Carissimo padre Aldo ti conosco da un po’ di anni: sono una cattolica di quelle tiepide e pigre che il Signore non abbandona per la Sua misericordia e, per farla breve, mi ha posto davanti una situazione che forse tu hai conosciuto e per la quale ti chiedo un aiuto. Sono una professoressa, dieci anni fa ho insegnato a una ragazza, Marisa, allora dodicenne, molto problematica perché la madre era scappata di casa per farsi un’altra famiglia, lasciando lei e il fratello con il padre. Anche dopo aver finito la scuola, Marisa ha continuato a cercarmi e ci incontravamo spesso, mi chiamava mamma e si ricordava di ogni ricorrenza. Non sono riuscita a farle conoscere qualche altra persona che potesse aiutarla perchè il padre non era favorevole. Da adolescente ha un po’ allentato i contatti e mi sono resa conto, incontrandola, che stava cambiando e non si vestiva più da ragazza….insomma dopo un po’ di anni in cui ci siamo solo scambiate gli auguri alle feste mi scrive per questo Natale con rinnovato affetto dicendomi che dopo lunghi e dolorosi anni di percorso in ospedale, interventi eccetera, non è più Marisa ma ora si chiama Mario e, quando io gli dico che per me questo non cambia i nostri rapporti, mi invia una sua foto.
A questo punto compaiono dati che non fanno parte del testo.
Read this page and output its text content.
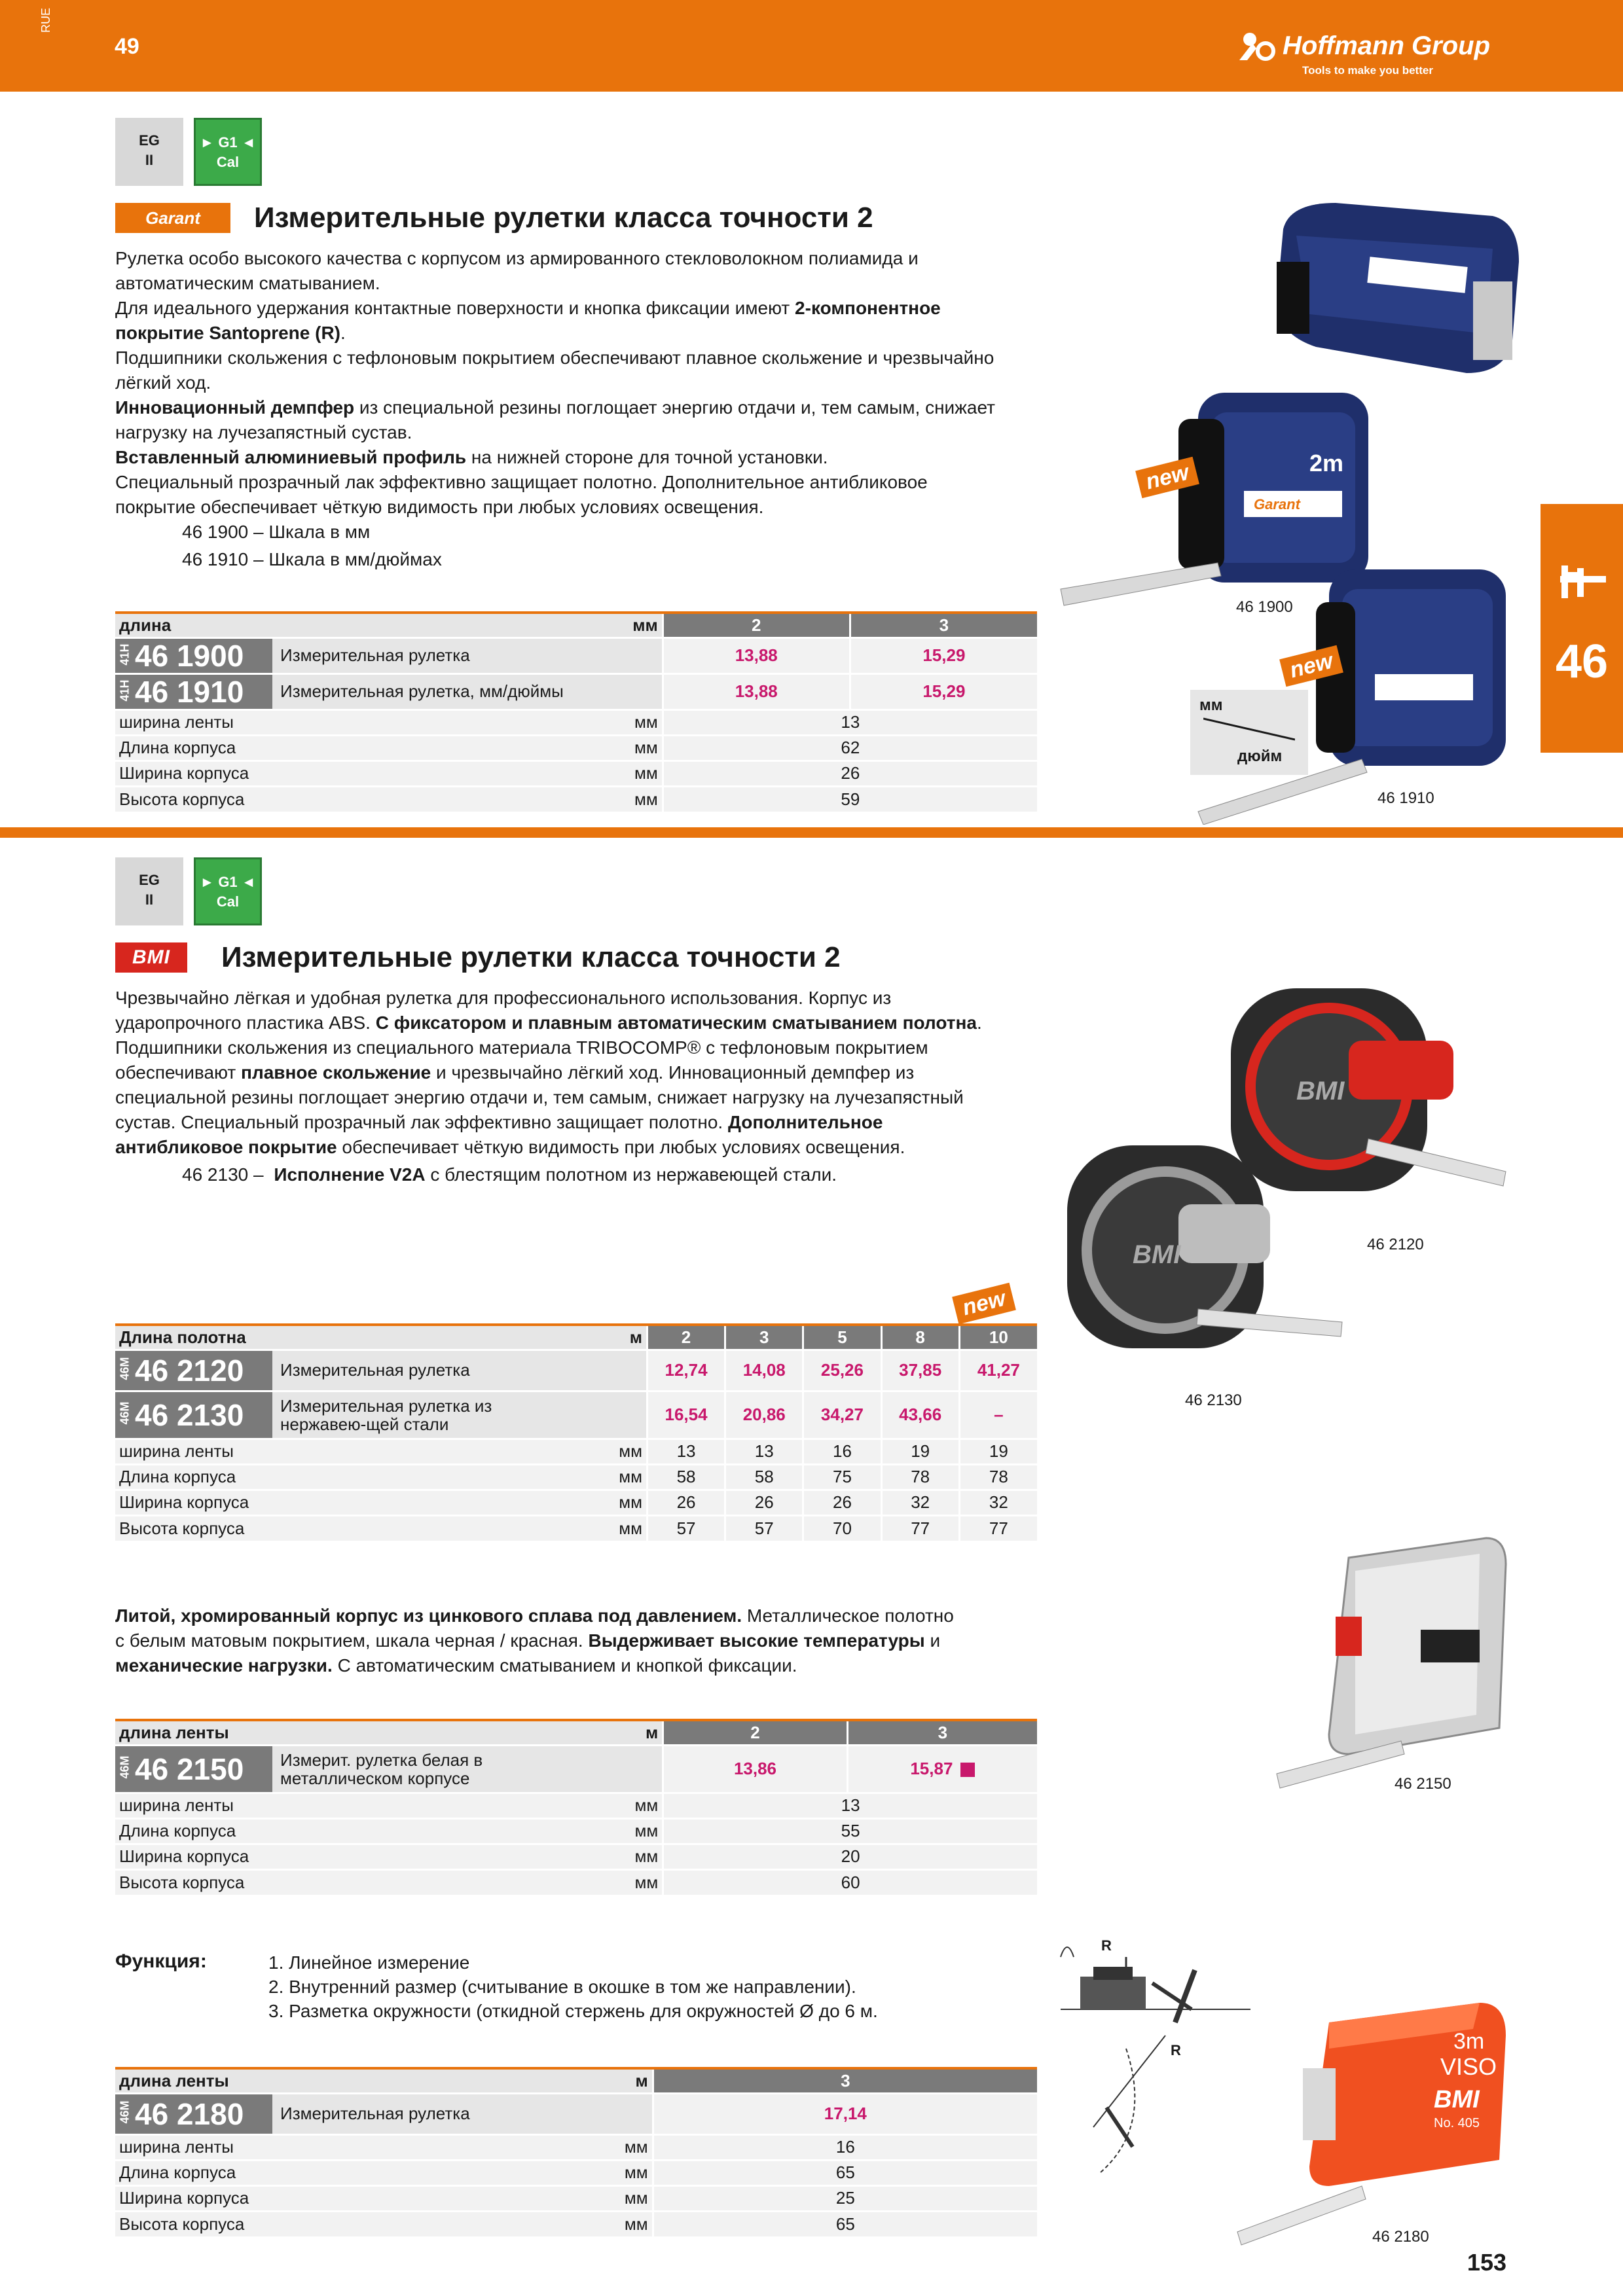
RUE
49	Hoffmann Group
Tools to make you better
46
EG
II
► G1 ◄
Cal
Garant	Измерительные рулетки класса точности 2
Рулетка особо высокого качества с корпусом из армированного стекловолокном полиамида и
автоматическим сматыванием.
Для идеального удержания контактные поверхности и кнопка фиксации имеют 2-компонентное
покрытие Santoprene (R).
Подшипники скольжения с тефлоновым покрытием обеспечивают плавное скольжение и чрезвычайно
лёгкий ход.
Инновационный демпфер из специальной резины поглощает энергию отдачи и, тем самым, снижает
нагрузку на лучезапястный сустав.
Вставленный алюминиевый профиль на нижней стороне для точной установки.
Специальный прозрачный лак эффективно защищает полотно. Дополнительное антибликовое
покрытие обеспечивает чёткую видимость при любых условиях освещения.
46 1900 – Шкала в мм
46 1910 – Шкала в мм/дюймах
длина	мм	2	3

41H 46 1900 Измерительная рулетка		13,88	15,29

41H 46 1910 Измерительная рулетка, мм/дюймы		13,88	15,29
ширина ленты	мм	13	
Длина корпуса	мм	62	
Ширина корпуса	мм	26	
Высота корпуса	мм	59	
2m
Garant
new
46 1900
new
мм
дюйм
46 1910
EG
II
► G1 ◄
Cal
BMI	Измерительные рулетки класса точности 2
Чрезвычайно лёгкая и удобная рулетка для профессионального использования. Корпус из
ударопрочного пластика ABS. С фиксатором и плавным автоматическим сматыванием полотна.
Подшипники скольжения из специального материала TRIBOCOMP® с тефлоновым покрытием
обеспечивают плавное скольжение и чрезвычайно лёгкий ход. Инновационный демпфер из
специальной резины поглощает энергию отдачи и, тем самым, снижает нагрузку на лучезапястный
сустав. Специальный прозрачный лак эффективно защищает полотно. Дополнительное
антибликовое покрытие обеспечивает чёткую видимость при любых условиях освещения.
46 2130 – Исполнение V2A с блестящим полотном из нержавеющей стали.
new
Длина полотна	м	2	3	5	8	10

46M 46 2120 Измерительная рулетка		12,74	14,08	25,26	37,85	41,27

46M 46 2130 Измерительная рулетка из нержавею-щей стали		16,54	20,86	34,27	43,66	–
ширина ленты	мм	13	13	16	19	19
Длина корпуса	мм	58	58	75	78	78
Ширина корпуса	мм	26	26	26	32	32
Высота корпуса	мм	57	57	70	77	77
BMI
46 2120
BMI
46 2130
Литой, хромированный корпус из цинкового сплава под давлением. Металлическое полотно
с белым матовым покрытием, шкала черная / красная. Выдерживает высокие температуры и
механические нагрузки. С автоматическим сматыванием и кнопкой фиксации.
длина ленты	м	2	3

46M 46 2150 Измерит. рулетка белая в металлическом корпусе		13,86	15,87
ширина ленты	мм	13	
Длина корпуса	мм	55	
Ширина корпуса	мм	20	
Высота корпуса	мм	60	
46 2150
Функция:	1. Линейное измерение
2. Внутренний размер (считывание в окошке в том же направлении).
3. Разметка окружности (откидной стержень для окружностей Ø до 6 м.
длина ленты	м	3

46M 46 2180 Измерительная рулетка		17,14
ширина ленты	мм	16
Длина корпуса	мм	65
Ширина корпуса	мм	25
Высота корпуса	мм	65
R
R	3m
VISO
BMI
No. 405
46 2180
153
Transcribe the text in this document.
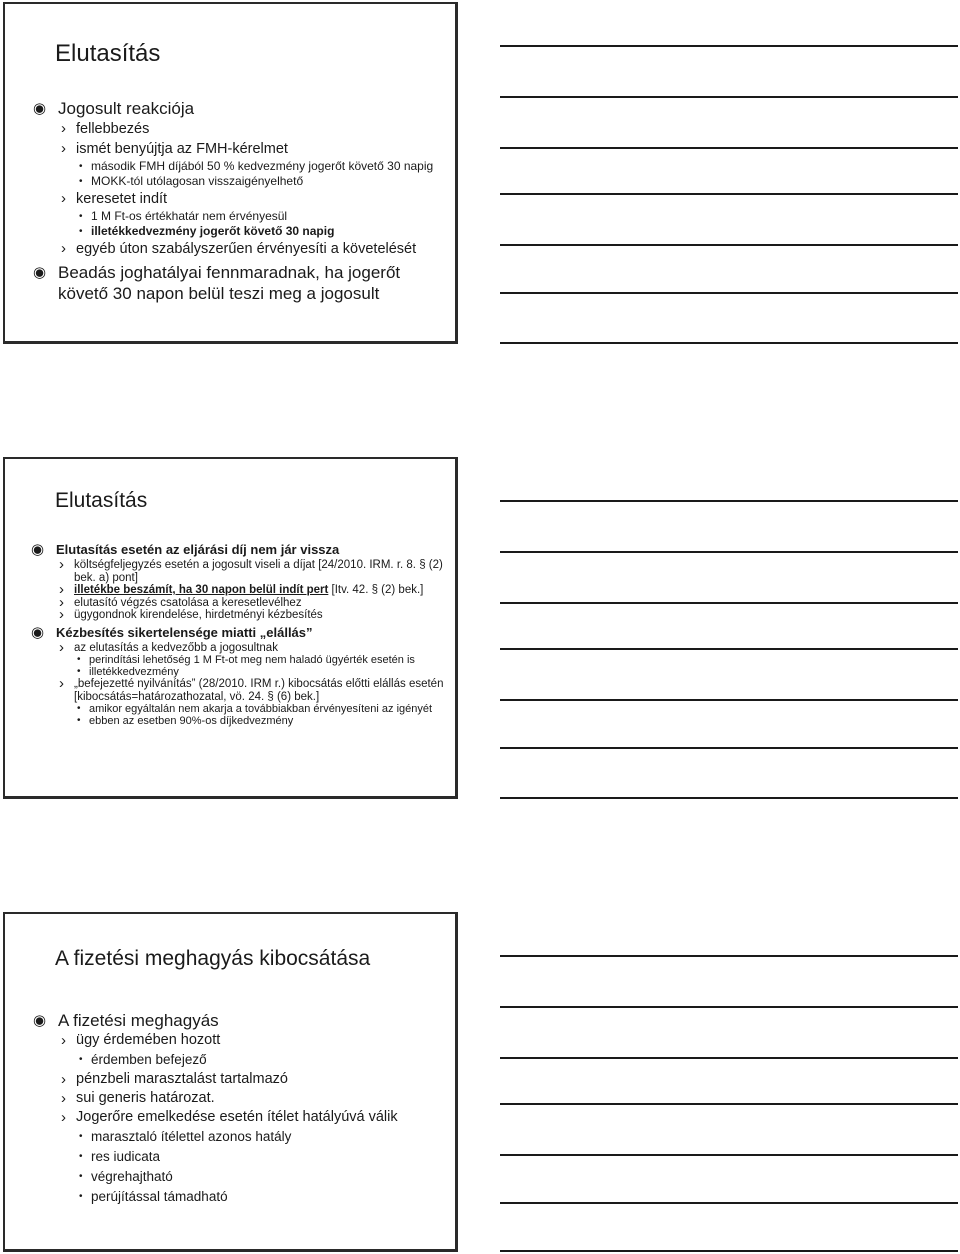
Elutasítás
◉ Jogosult reakciója
› fellebbezés
› ismét benyújtja az FMH-kérelmet
• második FMH díjából 50 % kedvezmény jogerőt követő 30 napig
• MOKK-tól utólagosan visszaigényelhető
› keresetet indít
• 1 M Ft-os értékhatár nem érvényesül
• illetékkedvezmény jogerőt követő 30 napig
› egyéb úton szabályszerűen érvényesíti a követelését
◉ Beadás joghatályai fennmaradnak, ha jogerőt követő 30 napon belül teszi meg a jogosult
Elutasítás
◉ Elutasítás esetén az eljárási díj nem jár vissza
› költségfeljegyzés esetén a jogosult viseli a díjat [24/2010. IRM. r. 8. § (2) bek. a) pont]
› illetékbe beszámít, ha 30 napon belül indít pert [Itv. 42. § (2) bek.]
› elutasító végzés csatolása a keresetlevélhez
› ügygondnok kirendelése, hirdetményi kézbesítés
◉ Kézbesítés sikertelensége miatti „elállás”
› az elutasítás a kedvezőbb a jogosultnak
• perindítási lehetőség 1 M Ft-ot meg nem haladó ügyérték esetén is
• illetékkedvezmény
› „befejezetté nyilvánítás” (28/2010. IRM r.) kibocsátás előtti elállás esetén [kibocsátás=határozathozatal, vö. 24. § (6) bek.]
• amikor egyáltalán nem akarja a továbbiakban érvényesíteni az igényét
• ebben az esetben 90%-os díjkedvezmény
A fizetési meghagyás kibocsátása
◉ A fizetési meghagyás
› ügy érdemében hozott
• érdemben befejező
› pénzbeli marasztalást tartalmazó
› sui generis határozat.
› Jogerőre emelkedése esetén ítélet hatályúvá válik
• marasztaló ítélettel azonos hatály
• res iudicata
• végrehajtható
• perújítással támadható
Ha solo 23 anni! Nessuna notizia mi ha mai angosciato così tanto, neppure la morte di mio padre! Le ho promesso di incontrarci ma vorrei tanto fuggire. Come abbracciare una situazione così? Cristo come può entrare nella sua vita? Come si salverà? Tu cosa le diresti? Caro padre Aldo, avrei preferito non ricevere gli auguri di Natale da Marisa-Mario ma se è successo, cosa vuole dirmi Cristo attraverso di lei? Se puoi, fai dire una preghiera ai tuoi malati per lei.
Gabriella
Caro padre Aldo, il 5 dicembre la mia morosa mi ha lasciato; questo ha risvegliato in me con una violenza enorme il bisogno di provare nella mia carne che tutto è salvato, ha un senso, che davvero Dio c’è, incontrabile in carne e ossa, incontrabile veramente nelle ore delle mie giornate. Questo bisogno, questa urgenza, mi rendo conto solo ora, è qualcosa che ho dentro di me da anni, ma che non è mai stata come ora così radicale ogni istante di ogni ora di ogni giorno. Mi sento distrutto, col cuore tagliato in due per il bisogno enorme che ho, per l’innamoramento enorme che ho per Cristina (questo è il suo nome) e per il fatto che mi ha chiesto di non vederci e di non sentirci. Mi ritrovo straziato dallo scoprire tutto il male che ho fatto, tutto il male che mi son lasciato fare, nel risentire in bocca il sapore della violenza che ho usato, della riduzione che ho fatto, nel ritrovarmi davanti agli occhi ogni giorno tutto l’errore e il tradimento che ho vissuto proprio nel rapporto piu prezioso che mi era stato dato, quello attraverso cui Cristo si è affacciato alla mia vita al punto che gli ho detto “sì” per la prima volta. E la stessa dinamica, lo stesso nulla l’ho scelto e riscelto in tutte le cose: con gli amici, nella scuola di comunità. Eppure il mio dolore non è dato da questo, non si esaurisce qui. Il dolore, il maledetto dolore che mi ribolle dentro al cuore in qualunque momento del giorno è dovuto al fatto che seppur io desideri Cristo come nient’altro, io non lo vedo. Non lo riconosco più, non lo percepisco più. Il mio dolore è denso di tenebre: ho occhi ma non vedo, ho orecchie ma non sento, ho bocca ma non gusto niente. Tutto mi ferisce, niente mi è più indifferente: mi porto dentro questo dolore che brucia nelle viscere.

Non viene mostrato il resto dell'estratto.